I would have expected that it's easily possible with a grouping query
and an appropriate aggregate function. However, it turned out that there
is no such function that puts elements into an array by its index (or
subscript, as postgres calls it). It would've been much simpler if the
elements were successive - I just could've used array_agg
with
ORDER BY i
. But I want the null values in the result
arrays.
What I ended up with was this monster:
SELECT
pk,
ARRAY( SELECT
( SELECT value
FROM values innervals
WHERE innervals.pk = outervals.pk AND i = generate_series
)
FROM generate_series(0, MAX(i))
ORDER BY generate_series -- is this really necessary?
)
FROM values outervals
GROUP BY pk;
Having to SELECT … FROM values
twice is ugly, and the query planner doesn't seem to be able to optimise this.

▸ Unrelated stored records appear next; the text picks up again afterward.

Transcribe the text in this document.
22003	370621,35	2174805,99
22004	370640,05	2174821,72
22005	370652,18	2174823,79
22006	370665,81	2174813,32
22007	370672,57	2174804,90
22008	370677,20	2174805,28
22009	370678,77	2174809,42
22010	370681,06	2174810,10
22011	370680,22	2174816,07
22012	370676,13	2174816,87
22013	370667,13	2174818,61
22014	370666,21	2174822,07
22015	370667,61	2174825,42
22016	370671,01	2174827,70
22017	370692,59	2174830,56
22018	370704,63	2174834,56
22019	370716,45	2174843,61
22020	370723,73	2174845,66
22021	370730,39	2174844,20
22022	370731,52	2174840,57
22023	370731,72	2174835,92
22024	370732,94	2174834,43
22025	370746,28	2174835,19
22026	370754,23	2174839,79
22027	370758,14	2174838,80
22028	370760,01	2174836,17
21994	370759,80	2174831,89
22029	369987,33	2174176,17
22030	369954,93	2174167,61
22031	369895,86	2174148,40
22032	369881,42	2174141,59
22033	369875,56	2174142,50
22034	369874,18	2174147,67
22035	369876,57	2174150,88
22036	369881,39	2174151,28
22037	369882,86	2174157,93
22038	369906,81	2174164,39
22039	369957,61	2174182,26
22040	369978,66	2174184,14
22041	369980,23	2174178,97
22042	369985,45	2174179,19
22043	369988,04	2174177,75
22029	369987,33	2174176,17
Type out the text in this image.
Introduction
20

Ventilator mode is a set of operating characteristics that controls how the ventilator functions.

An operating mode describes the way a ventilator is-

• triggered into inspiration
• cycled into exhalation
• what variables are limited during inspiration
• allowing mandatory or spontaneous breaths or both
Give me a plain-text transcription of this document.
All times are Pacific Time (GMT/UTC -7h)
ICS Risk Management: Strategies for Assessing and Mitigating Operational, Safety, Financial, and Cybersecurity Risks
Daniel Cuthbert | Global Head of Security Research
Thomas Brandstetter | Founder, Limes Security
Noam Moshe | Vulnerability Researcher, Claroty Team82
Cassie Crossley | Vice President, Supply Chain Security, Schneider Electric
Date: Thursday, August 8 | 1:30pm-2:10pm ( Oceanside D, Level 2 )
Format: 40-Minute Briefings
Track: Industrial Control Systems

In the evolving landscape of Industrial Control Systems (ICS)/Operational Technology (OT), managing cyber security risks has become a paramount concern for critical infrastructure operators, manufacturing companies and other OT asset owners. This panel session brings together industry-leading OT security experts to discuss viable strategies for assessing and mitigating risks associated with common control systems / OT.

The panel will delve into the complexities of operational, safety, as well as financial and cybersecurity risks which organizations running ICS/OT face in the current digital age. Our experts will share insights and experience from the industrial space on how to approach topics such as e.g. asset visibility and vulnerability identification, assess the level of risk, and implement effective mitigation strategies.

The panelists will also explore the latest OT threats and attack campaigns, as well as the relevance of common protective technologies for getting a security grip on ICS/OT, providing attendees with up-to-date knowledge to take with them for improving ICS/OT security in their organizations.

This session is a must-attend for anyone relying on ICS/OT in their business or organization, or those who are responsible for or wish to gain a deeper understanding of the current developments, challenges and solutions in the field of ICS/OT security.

Is there a simple way to refer to the grouped rows as a relation in a subquery, so that I could just SELECT value FROM generate_series(0, MAX(i)) LEFT JOIN ???
?
Would it be more appropriate to solve this by defining a custom aggregate function?
Edit: It seems what I was looking for is possible with multiple-argument unnest
and array_agg
, although it is not particularly elegant:
SELECT
pk,
ARRAY( SELECT val
FROM generate_series(0, MAX(i)) AS series (series_i)
LEFT OUTER JOIN
unnest( array_agg(value ORDER BY i),
array_agg(i ORDER BY i) ) AS arr (val, arr_i)
ON arr_i = series_i
ORDER BY series_i
)
FROM values
GROUP BY pk;
The query planner even seems to realise that it can do a sorted merge , although I need to put some more effort in really understanding the JOIN
on the sorted series_i
and arr_i
EXPLAIN
output. Edit 2: It's actually a hash join between series_i
and arr_i
, only the outer group aggregation uses a "sorted" strategy.